Mary sat upon a fragment of rock, gazing up the river, with a feeling of keen disappointment; she had hoped to see that stately white woman again, and to have said one more kindly word to the young Indian bride; but there was no chance of that left. Even as she gazed, those living waves swept over a curve of the hills, and were lost in the green west. The girl sighed heavily, and stood up to go.
They went silently down the mountain together, and then as silently floated with the current of the river till their little shallop once more shot into the cove at Monockonok Island.
Jane was still asleep when her sister entered their little room; but an angry frown gathered on her face, and she muttered discontentedly as Mary strove to arouse her. When they came forth, Mother Derwent had the breakfast ready, waiting before the kitchen fire. The spider was turned up before a bed of coals, and the johnnycake within rose round and golden to the heat; a platter of venison steaks stood ready on the hearth, and the potatoes she was slicing into the hot gravy which they had left in the long-handled frying-pan hissed and browned over the fire, while the old lady stood, with the handle in one hand and a dripping knife in the other, waiting for the family to assemble around the little pine table set out so daintily in the centre of the kitchen.
Jane came from her room sullen and angry. The old lady was a little cross because no one had volunteered to help her get breakfast, and, as the best of women in those olden times would, scolded generally as she proceeded with her work.
“It was very strange,” she said, “what had come over the young people of that day—the smartness had all gone out of them. When she was a girl, things were different—children were brought up to be useful then. They never thought of having parties, and dressing in chintz dresses—not they. An apple-cut or a log-rolling once a year, was amusement enough. True, some families did get up an extra husking, or quilting frolic, but when such excessive dissipation crept into a neighborhood, the minister took it up in his pulpit, and the sin was handled without mittens.”
Jane sat down by the window, moody and restless. At another time the old granddame might have croned on with her complaints, and the girl would scarcely have heard them, she was so used to this eternal exaltation of the past over the present, which always has been, and always will be, a pleasant recreation for old ladies; but now Jane was fractious, and disposed to take offense at everything; so she broke into these running complaints with a violent burst of weeping, which startled the old dame till she almost dropped the frying-pan. The dear soul was quite unconscious that she had been scolding all the morning, and Jane’s injured looks startled her.

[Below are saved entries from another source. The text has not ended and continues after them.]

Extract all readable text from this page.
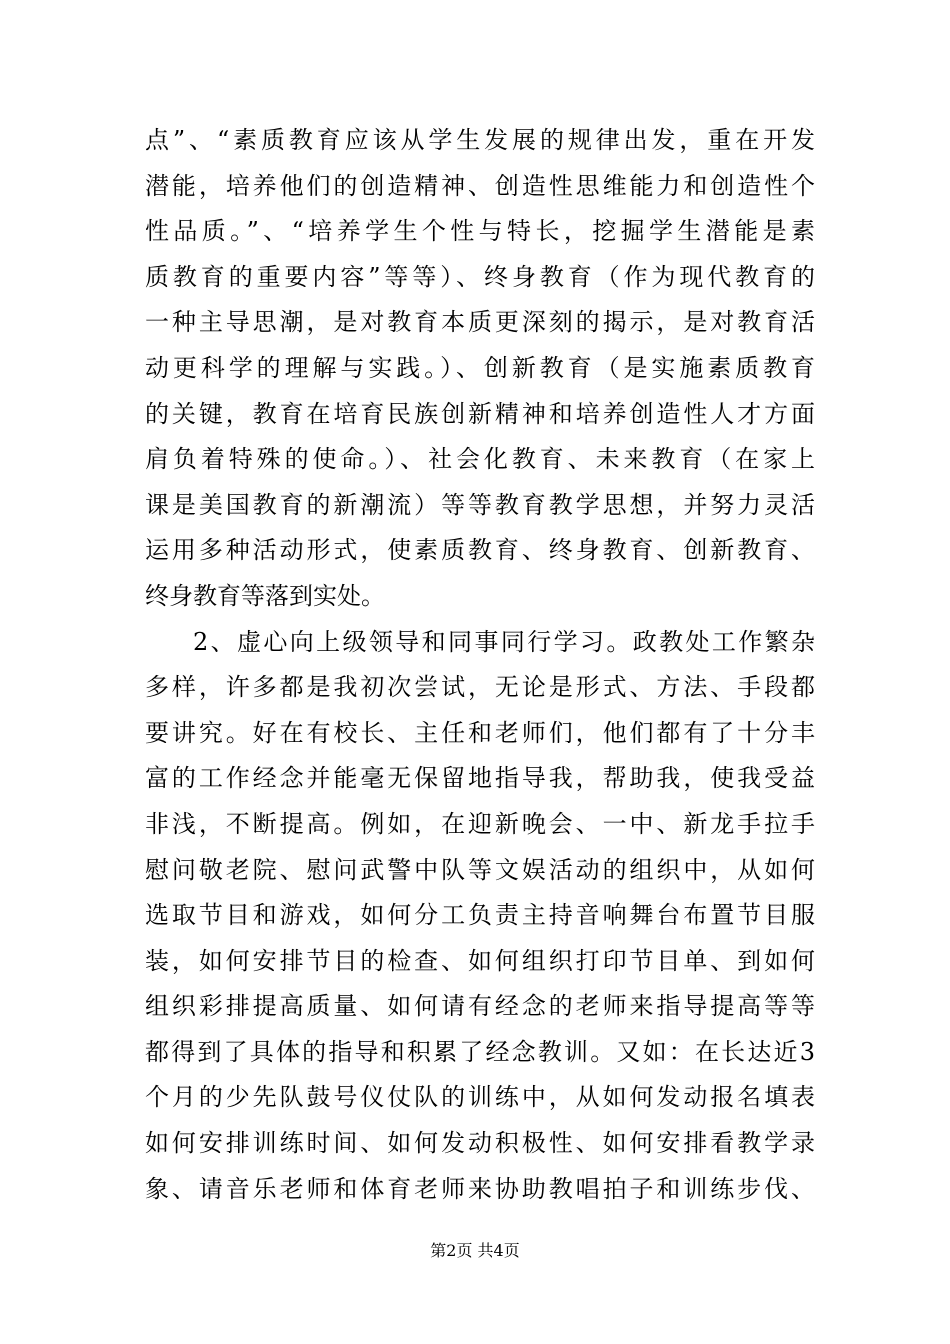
点”、“素质教育应该从学生发展的规律出发，重在开发
潜能，培养他们的创造精神、创造性思维能力和创造性个
性品质。”、“培养学生个性与特长，挖掘学生潜能是素
质教育的重要内容”等等）、终身教育（作为现代教育的
一种主导思潮，是对教育本质更深刻的揭示，是对教育活
动更科学的理解与实践。）、创新教育（是实施素质教育
的关键，教育在培育民族创新精神和培养创造性人才方面
肩负着特殊的使命。）、社会化教育、未来教育（在家上
课是美国教育的新潮流）等等教育教学思想，并努力灵活
运用多种活动形式，使素质教育、终身教育、创新教育、
终身教育等落到实处。
2、虚心向上级领导和同事同行学习。政教处工作繁杂
多样，许多都是我初次尝试，无论是形式、方法、手段都
要讲究。好在有校长、主任和老师们，他们都有了十分丰
富的工作经念并能毫无保留地指导我，帮助我，使我受益
非浅，不断提高。例如，在迎新晚会、一中、新龙手拉手
慰问敬老院、慰问武警中队等文娱活动的组织中，从如何
选取节目和游戏，如何分工负责主持音响舞台布置节目服
装，如何安排节目的检查、如何组织打印节目单、到如何
组织彩排提高质量、如何请有经念的老师来指导提高等等
都得到了具体的指导和积累了经念教训。又如：在长达近3
个月的少先队鼓号仪仗队的训练中，从如何发动报名填表
如何安排训练时间、如何发动积极性、如何安排看教学录
象、请音乐老师和体育老师来协助教唱拍子和训练步伐、
第2页 共4页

“Are you sick, Janey dear?” she inquired kindly.
“No, Janey was not sick—but she wished she was dead—that she had never been born—in short, she didn’t know what people were born for at all, especially girls that couldn’t help being good-looking, and that nobody would let alone. If she had only been laid by her dear, dear father under the cedar trees the whole world wouldn’t have been bent on persecuting her, especially her grandmother!”
This touched the old lady’s heart to the centre. She forgot to stir the potatoes, and let them brown to a crisp in the pan. Indeed, she went so far as to rest that long handle on the back of a chair, and forsook her post altogether.
“Why, Janey, what is all this about, dear? Grandma wasn’t scolding you, only talking to herself in a promiscuous way about things in general. Don’t cry so—that’s a darling. Come, now, grandma will get you something nice for breakfast—some preserved plums.”